The U.S. Food and Drug Administration's latest plan for overseeing clinical decision-support software leaves too much room for interpretation over what types of software the agency intends to regulate, according to health systems and software vendors.
While stakeholders largely applauded the FDA's vision of a risk-based regulatory approach in theory, a major point of contention involves confusion over the FDA's definition of what software would be included under the FDA's oversight.
FDA released an outline in September for how it plans to regulate clinical decision-support software, or software systems that analyze data to help clinicians and patients make treatment decisions. The draft guidance uses a risk-based approach, with the FDA focusing its oversight based on the risk to patients if software malfunctions.
For categories deemed at low-risk to patients, the FDA won't enforce applicable regulatory requirements. FDA's principal deputy commissioner Dr. Amy Abernethy said that would give developers more room to create and adapt their software.
Under the draft guidance, software meant to "drive" management of clinical care would be considered a type of medical device falling under the FDA's regulatory oversight, while software simply meant to "inform" clinical management would exempt. That distinction is meant to focus the FDA's oversight on tools that actively guide the next diagnostic or treatment a patient receives, and away from software that's helpful, but not necessary, for clinical decisionmaking.
"Drive functions provide enhanced support beyond simply supporting or providing a recommendation about prevention, diagnosis, or treatment of a disease or condition," according to the FDA's guidance.
But that line—dividing tools that "inform" from those that "drive"—isn't useful, according to some health systems and software vendors.
"We believe there is no actual distinction between software functions intended 'to guide' clinical decision-making … and those intended 'to provide recommendations' for clinical decision-making," Kaiser Permanente wrote in a letter to the agency. "We recommend FDA resolve this ambiguity in the final guidance by simply eliminating the distinction between these two concepts."
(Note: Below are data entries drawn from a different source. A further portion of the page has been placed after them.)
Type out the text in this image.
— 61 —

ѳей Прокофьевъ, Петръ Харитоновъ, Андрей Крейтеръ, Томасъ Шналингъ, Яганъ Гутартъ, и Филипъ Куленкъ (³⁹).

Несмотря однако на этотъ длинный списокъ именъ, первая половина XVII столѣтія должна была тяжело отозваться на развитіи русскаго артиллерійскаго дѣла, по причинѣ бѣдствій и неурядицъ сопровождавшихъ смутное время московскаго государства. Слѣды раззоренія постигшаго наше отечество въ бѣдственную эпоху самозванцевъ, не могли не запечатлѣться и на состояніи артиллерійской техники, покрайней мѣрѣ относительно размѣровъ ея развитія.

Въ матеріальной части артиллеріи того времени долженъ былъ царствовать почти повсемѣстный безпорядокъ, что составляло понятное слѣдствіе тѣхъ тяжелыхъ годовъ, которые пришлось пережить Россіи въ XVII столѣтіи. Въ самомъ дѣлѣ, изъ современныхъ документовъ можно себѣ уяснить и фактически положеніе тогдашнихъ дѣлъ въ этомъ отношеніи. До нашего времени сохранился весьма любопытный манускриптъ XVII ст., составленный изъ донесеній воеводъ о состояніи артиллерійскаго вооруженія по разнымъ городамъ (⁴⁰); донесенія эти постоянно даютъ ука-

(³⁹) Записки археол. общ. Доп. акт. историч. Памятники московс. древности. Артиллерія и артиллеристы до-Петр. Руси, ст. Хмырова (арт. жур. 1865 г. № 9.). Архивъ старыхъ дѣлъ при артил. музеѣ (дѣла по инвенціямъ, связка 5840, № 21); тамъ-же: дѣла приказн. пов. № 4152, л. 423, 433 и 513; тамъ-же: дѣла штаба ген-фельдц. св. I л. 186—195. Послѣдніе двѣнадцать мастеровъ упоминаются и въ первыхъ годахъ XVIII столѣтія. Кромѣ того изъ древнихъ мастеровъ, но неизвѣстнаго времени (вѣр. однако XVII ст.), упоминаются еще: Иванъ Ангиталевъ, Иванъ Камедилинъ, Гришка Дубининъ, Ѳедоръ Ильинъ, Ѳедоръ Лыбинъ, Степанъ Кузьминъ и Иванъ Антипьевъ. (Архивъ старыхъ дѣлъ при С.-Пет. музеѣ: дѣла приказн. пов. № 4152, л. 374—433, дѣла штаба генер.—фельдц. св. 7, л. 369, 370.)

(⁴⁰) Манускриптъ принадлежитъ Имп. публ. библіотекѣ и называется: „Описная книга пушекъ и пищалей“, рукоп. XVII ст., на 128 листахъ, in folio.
Epic Systems Corp., one of the largest providers of electronic health record software, agreed.
"Determining whether a CDS function 'aids' in treatment or diagnosis (drives) or simply 'supports (healthcare professionals') decision-making' (informs) … is an exceptionally difficult and subjective exercise, and will inevitably lead to inconsistent application across the industry and by FDA," the company wrote.
CommonSpirit Health, Mayo Clinic, Cerner Corp., Allscripts and the Advanced Medical Technology Association also expressed confusion over the terminology, though not all agreed with arguments to combine the two phrases into one category. Some asked for a clarification of the two terms or suggested different ways for the agency to think about clinical decision-support software.
CommonSpirit recommended the FDA instead draw a distinction between tools that provide recommendations to clinicians, and those that make decisions for clinicians.
"The FDA could draw a much clearer line," CommonSpirit wrote in a letter. "If an algorithm takes the agency and decision-making authority away from the clinician and dictates the next course of diagnostic testing or treatment without any reasonable opportunity for intervening clinical judgment, then such software functions should be regulated as devices."
If the FDA maintains its plan to regulate software that "drives" clinical management as a medical device, that could lead "many existing CDS algorithms being subject to the FDA approval process," according to a comment from the American Hospital Association—possibly hindering innovation down the line.
Software vendors also expressed skepticism at one of the criteria the FDA said it would use to determine what software merits regulatory oversight.
As part of the risk-based approach, the FDA said it plans to focus oversight on clinical decision-support software that meets two criteria: those that aim to help providers and patients manage serious or critical clinical conditions, and those that do not explain to users how the software reaches its recommendations.
Software vendors said they want more clarification around what type of information they need to provide to allow users to independently evaluate a recommendation, so that their tools can be exempt from the FDA's regulation.
"We believe that examples need to be developed that help illustrate to the manufacturer what it means to meet the test of independently evaluate in terms of timeliness, context, form, content and proximity to the clinical workflow," Cerner wrote in a letter to the agency.